A review of existing work on using computer vision for semi-autonomous control of assistive robotics manipulators revealed a tendency of having a clear-cut division of control between the human and the system. This clear division is easy to understand, easy to implement and often improves the objective performance of the system, such as completing predefined tasks faster.  However, other studies indicate that such clear-cut schemes may be less satisfying to use, especially for persons with mobile impairments, as it can be experienced as a loss of control when the machine takes over completely.

A semi-autonomous control scheme with an adaptive level of autonomy was hence proposed such that the user will always have a sense of control. This scheme was evaluated against a manual control scheme and a semi-autonomous control scheme based on a more clear-cut division of control. These different control schemes were evaluated across two studies, with the latter one including solely persons with movement impairments in their arms. Both studies indicated a statistically significant improvement across multiple scenarios when using the adaptive scheme instead of the other two schemes.
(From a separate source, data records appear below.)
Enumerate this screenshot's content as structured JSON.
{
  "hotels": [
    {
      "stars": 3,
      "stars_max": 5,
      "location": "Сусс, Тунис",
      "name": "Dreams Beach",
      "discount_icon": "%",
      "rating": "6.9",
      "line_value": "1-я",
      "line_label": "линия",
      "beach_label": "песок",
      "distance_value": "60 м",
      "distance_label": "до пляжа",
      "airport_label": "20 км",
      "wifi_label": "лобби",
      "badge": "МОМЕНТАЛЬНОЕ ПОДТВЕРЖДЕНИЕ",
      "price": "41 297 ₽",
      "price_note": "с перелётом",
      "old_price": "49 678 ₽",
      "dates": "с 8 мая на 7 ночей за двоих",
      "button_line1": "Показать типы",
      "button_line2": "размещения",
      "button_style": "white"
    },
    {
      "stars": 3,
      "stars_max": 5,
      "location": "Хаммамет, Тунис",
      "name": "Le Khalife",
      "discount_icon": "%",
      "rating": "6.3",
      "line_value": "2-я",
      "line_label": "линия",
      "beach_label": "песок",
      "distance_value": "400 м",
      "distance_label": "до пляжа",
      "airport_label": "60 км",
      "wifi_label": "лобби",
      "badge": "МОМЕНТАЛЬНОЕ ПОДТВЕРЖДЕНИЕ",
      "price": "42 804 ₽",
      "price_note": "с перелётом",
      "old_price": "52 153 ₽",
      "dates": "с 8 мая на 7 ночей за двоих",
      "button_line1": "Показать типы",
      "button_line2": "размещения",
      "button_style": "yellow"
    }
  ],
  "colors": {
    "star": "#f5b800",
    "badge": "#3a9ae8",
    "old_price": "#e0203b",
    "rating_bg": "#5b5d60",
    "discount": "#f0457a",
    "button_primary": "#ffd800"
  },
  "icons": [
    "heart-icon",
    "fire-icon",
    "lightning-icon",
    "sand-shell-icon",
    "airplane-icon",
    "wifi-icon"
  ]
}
Especially in more complex tasks, where the hand of the exoskeleton needed to be both oriented and positioned in a certain way.

The computer vision applied in the two studies of the semi-autonomous control schemes relied on classical methods, such as detecting objects by color thresholding. This was a deliberate choice to ensure reliable detections of the objects in the studies as the main purpose was to test the semi-autonomous control and not the computer vision. The applied computer vision algorithms would hence fail to work outside the restricted environment of these two studies.

Research on computer vision in less restrictive environments was conducted as well as part of this thesis, namely pose estimation of objects from RGB images where the pose information would be useful for automating grasping of these objects for e.g. an exoskeleton. An existing state of the art approach for doing pose estimation was expanded to alleviate many of its shortcomings, resulting in an increased pose estimation performance, and a significant reduction in memory usage, while at the same time maintaining an inference speed suitable for real-time usage. A custom loss function was proposed as part of the solution which is able to inherently handle symmetric objects which can be an issue when dealing with pose estimation.

Finally, the above approach was expanded even further by using a single shared model for all objects instead of multiple object-specific models. This reduced memory consumption even further while also boosting the pose estimation performance by fine-tuning parts of this shared model.